Wenn er, wie in Slumdog Millionär, das Leben seiner Hauptfigur Jamal anhand einer Rückblende-Montage, bestehend aus Fragmenten zurückgespulter Szenen, noch einmal Revue passieren lässt, fasst er in Sekunden die Dimension und emotionale Wucht eines jungen Lebens auf wundersame Weise zusammen. Zu welch betörendem Rausch sich eine dramatische Todesszene aufbauen lässt, beweist er in Sunshine, als er eines der Crewmitglieder dem Feuersturm der Sonne opfert, um einen dramatischen Höhepunkt zu setzen, den die entfesselt aufspielende Musik John Murphys anpeitscht und Danny Boyle in die vibrierenden Bilderwelten virtuos einbettet.
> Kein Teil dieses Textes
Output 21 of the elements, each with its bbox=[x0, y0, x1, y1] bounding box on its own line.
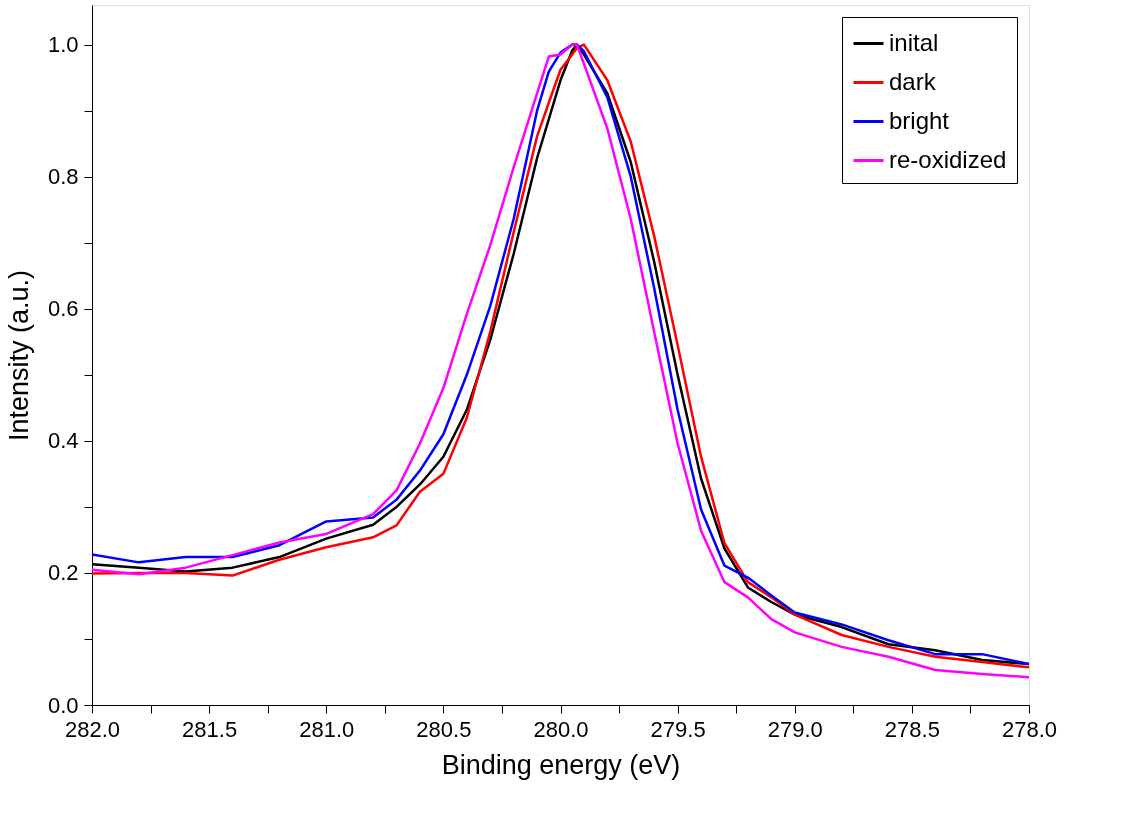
legend-label: bright bbox=[889, 106, 950, 134]
x-tick-label: 278.5 bbox=[884, 716, 940, 742]
legend-label: inital bbox=[889, 28, 939, 56]
x-tick-label: 282.0 bbox=[64, 716, 121, 742]
y-tick-label: 0.0 bbox=[47, 692, 79, 718]
x-tick-label: 279.5 bbox=[650, 716, 706, 742]
x-tick-label: 280.5 bbox=[416, 716, 472, 742]
x-axis-title: Binding energy (eV) bbox=[441, 749, 681, 780]
legend-label: dark bbox=[889, 67, 937, 95]
x-tick-label: 279.0 bbox=[767, 716, 823, 742]
legend-label: re-oxidized bbox=[889, 145, 1007, 173]
y-tick-label: 0.8 bbox=[47, 164, 79, 190]
x-tick-label: 280.0 bbox=[533, 716, 589, 742]
x-tick-label: 281.0 bbox=[299, 716, 355, 742]
y-tick-label: 1.0 bbox=[47, 32, 79, 58]
y-tick-label: 0.6 bbox=[47, 296, 79, 322]
y-tick-label: 0.4 bbox=[47, 428, 79, 454]
y-axis-title: Intensity (a.u.) bbox=[3, 269, 34, 442]
x-tick-label: 278.0 bbox=[1001, 716, 1058, 742]
x-tick-label: 281.5 bbox=[182, 716, 238, 742]
y-tick-label: 0.2 bbox=[47, 560, 79, 586]
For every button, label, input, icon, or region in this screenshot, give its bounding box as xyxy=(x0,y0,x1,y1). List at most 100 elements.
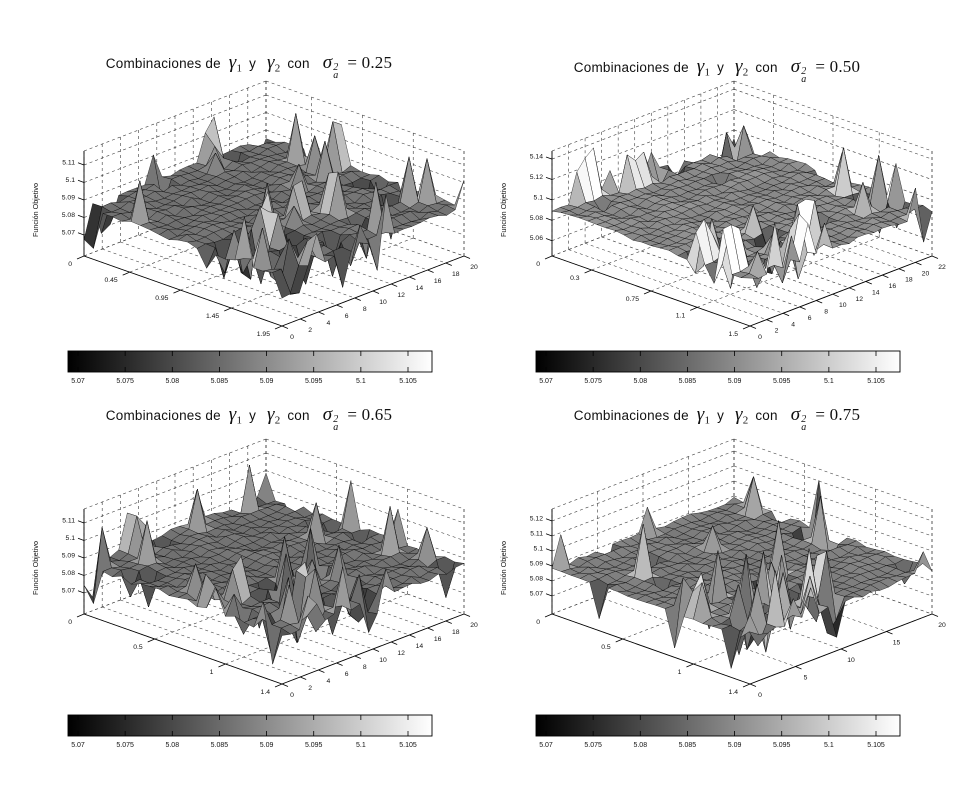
gamma1-symbol: γ xyxy=(228,404,237,425)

Dies sind triumphale Momente eines eigensinnigen Filmemachers, der zugibt  und empfiehlt, seine Filmfinanziers anzulügen, um seiner Idee die Finanzierung zu sichern. Hoffen wir, dass er uns im gerade in Arbeit befindlichen Trainspotting 2 erneut zu hypnotisieren weiß. Wag es noch einmal, Mr. Boyle!

Alles Gute zum 60. Geburtstag!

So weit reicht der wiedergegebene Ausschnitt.